23.11.10

Historias anónimas IX

Las paredes eran grises, la habitación pequeña. Una ventana sin cristal mantiene el interior con la luz que proviene de fuera, alguna farola encendida, la tenue luz de las estrellas. Se escucha perfectamente el alboroto de la calle, bombas que estallan de repente, luego silencio. Está acurrucado contra una esquina, sollozando. La poca ropa que lleva no abriga, y el frío traspasa como si fuera una lluvia de flechas heladas, con el destino fijo en su objetivo. Se frota los brazos y las piernas, tose y tirita. Su padre murió en un atentado, su madre un día se marchó, desde entonces el tiempo ha pasado lento, tan lento que, el suceder del amanecer y el atardecer se difuminaron por completo. Su aliento parece denso humo blanco. Sus labios cada vez más morados, su piel cada vez más color mármol. Le duelen los oídos, y los dedos los tiene entumecidos. Parece que mil espadas de hielo y cristal le atraviesan la garganta. Entre una ciudad medio en ruinas, y un frío tan letal como las balas, sólo puede imaginar. Pensar en una situación mucho más agradable. Pero en una vida donde la supervivencia era la rutina, donde la infancia no existía no se podía distinguir qué es algo agradable: unos minutos de silencio, una noche de temperatura suave y brisa sedosa, una comida abundante, una hora de diversión.

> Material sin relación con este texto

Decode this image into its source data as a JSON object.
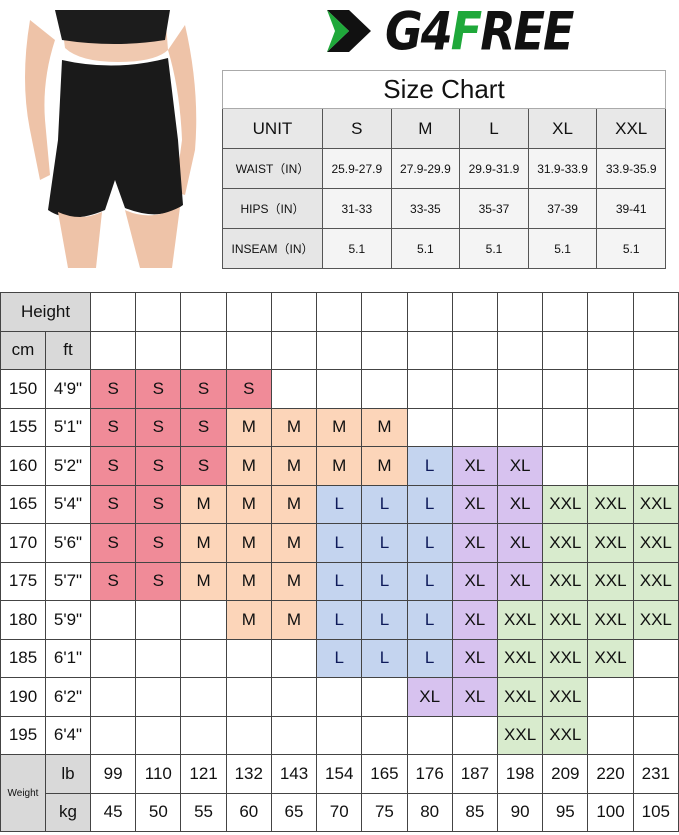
{
  "brand": {
    "logo_text_1": "G4",
    "logo_text_2": "F",
    "logo_text_3": "REE",
    "accent": "#1fa83a"
  },
  "size_chart": {
    "title": "Size Chart",
    "header": [
      "UNIT",
      "S",
      "M",
      "L",
      "XL",
      "XXL"
    ],
    "rows": [
      {
        "label": "WAIST（IN）",
        "values": [
          "25.9-27.9",
          "27.9-29.9",
          "29.9-31.9",
          "31.9-33.9",
          "33.9-35.9"
        ]
      },
      {
        "label": "HIPS（IN）",
        "values": [
          "31-33",
          "33-35",
          "35-37",
          "37-39",
          "39-41"
        ]
      },
      {
        "label": "INSEAM（IN）",
        "values": [
          "5.1",
          "5.1",
          "5.1",
          "5.1",
          "5.1"
        ]
      }
    ]
  },
  "fit_grid": {
    "height_label": "Height",
    "cm_label": "cm",
    "ft_label": "ft",
    "weight_label": "Weight",
    "lb_label": "lb",
    "kg_label": "kg",
    "lb": [
      "99",
      "110",
      "121",
      "132",
      "143",
      "154",
      "165",
      "176",
      "187",
      "198",
      "209",
      "220",
      "231"
    ],
    "kg": [
      "45",
      "50",
      "55",
      "60",
      "65",
      "70",
      "75",
      "80",
      "85",
      "90",
      "95",
      "100",
      "105"
    ],
    "rows": [
      {
        "cm": "150",
        "ft": "4'9\"",
        "sizes": [
          "S",
          "S",
          "S",
          "S",
          "",
          "",
          "",
          "",
          "",
          "",
          "",
          "",
          ""
        ]
      },
      {
        "cm": "155",
        "ft": "5'1\"",
        "sizes": [
          "S",
          "S",
          "S",
          "M",
          "M",
          "M",
          "M",
          "",
          "",
          "",
          "",
          "",
          ""
        ]
      },
      {
        "cm": "160",
        "ft": "5'2\"",
        "sizes": [
          "S",
          "S",
          "S",
          "M",
          "M",
          "M",
          "M",
          "L",
          "XL",
          "XL",
          "",
          "",
          ""
        ]
      },
      {
        "cm": "165",
        "ft": "5'4\"",
        "sizes": [
          "S",
          "S",
          "M",
          "M",
          "M",
          "L",
          "L",
          "L",
          "XL",
          "XL",
          "XXL",
          "XXL",
          "XXL"
        ]
      },
      {
        "cm": "170",
        "ft": "5'6\"",
        "sizes": [
          "S",
          "S",
          "M",
          "M",
          "M",
          "L",
          "L",
          "L",
          "XL",
          "XL",
          "XXL",
          "XXL",
          "XXL"
        ]
      },
      {
        "cm": "175",
        "ft": "5'7\"",
        "sizes": [
          "S",
          "S",
          "M",
          "M",
          "M",
          "L",
          "L",
          "L",
          "XL",
          "XL",
          "XXL",
          "XXL",
          "XXL"
        ]
      },
      {
        "cm": "180",
        "ft": "5'9\"",
        "sizes": [
          "",
          "",
          "",
          "M",
          "M",
          "L",
          "L",
          "L",
          "XL",
          "XXL",
          "XXL",
          "XXL",
          "XXL"
        ]
      },
      {
        "cm": "185",
        "ft": "6'1\"",
        "sizes": [
          "",
          "",
          "",
          "",
          "",
          "L",
          "L",
          "L",
          "XL",
          "XXL",
          "XXL",
          "XXL",
          ""
        ]
      },
      {
        "cm": "190",
        "ft": "6'2\"",
        "sizes": [
          "",
          "",
          "",
          "",
          "",
          "",
          "",
          "XL",
          "XL",
          "XXL",
          "XXL",
          "",
          ""
        ]
      },
      {
        "cm": "195",
        "ft": "6'4\"",
        "sizes": [
          "",
          "",
          "",
          "",
          "",
          "",
          "",
          "",
          "",
          "XXL",
          "XXL",
          "",
          ""
        ]
      }
    ],
    "colors": {
      "S": "#f08b98",
      "M": "#fcd5b9",
      "L": "#c4d4ef",
      "XL": "#d7c2ef",
      "XXL": "#d8ebcd"
    }
  }
}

El ruido de sus dientes chocando invade la habitación y el ruido del viento hace los coros. A veces se escuchan pasos otras veces gritos de dolor. El suelo de la habitación es arenoso y grisáceo, parecido a una porción de suelo lunar, sin vida, estéril, vacio. Los dedos de los pies y de las manos se empiezan a hinchar cada vez más, pero casi no lo nota. Su pensamiento se mantiene activo intentando seguir despierto. Se acuerda de su familia. Alguno de esos días felices. Todo era tan sumamente injusto. La vida era tan corta. Era joven, pero ya sabía que hacerse mayor consistía en ir aceptando la realidad que se tiene alrededor, y él la aceptó a muy temprana edad. Ya sabía que hay veces que se tiene que correr sin mirar atrás, que hay veces que se tienen que hacer cosas que en otro momento no se harían. Ya sabía que no siempre había comida, que nunca había seguridad, que nadie era de fiar: ni los otros niños con los que intentaba conseguir algo de dinero o de comida, ni las personas mayores que le miraban con mala cara o que le daban palizas si le pillaban robando algo que comer. Sabía que había que adaptarse a la arena en los ojos, al calor del desierto, a la soledad más áspera. Pero nunca había sentido el frío que esa noche arañaba con fuerza su alma manteniéndole en una constante ensoñación.

Mira al centro de la habitación que de repente está iluminado y abre la boca asombrado: delante de él está su madre sonriéndole. No puede articular ninguna palabra, ya no siente frío, sólo siente ligeramente el cuerpo. Pestañea: su madre ya no está. Vuelve a pestañear: la luz de la habitación es más intensa. Pestañear le empieza a hacer daño y a parecer un esfuerzo inhumano. No siente ya ninguna parte de su cuerpo. Su madre vuelve a aparecer, otra vez sonriendo y saludando con la mano, vestida igual que el día en que se marchó. Nota las lágrimas agolpándose en sus ojos pero que no tienen fuerzas para salir. Tiene que cerrar los ojos, está demasiado cansado. Intenta abrirlos una vez más para ver a su madre. Pero no puede, ahora todo está oscuro.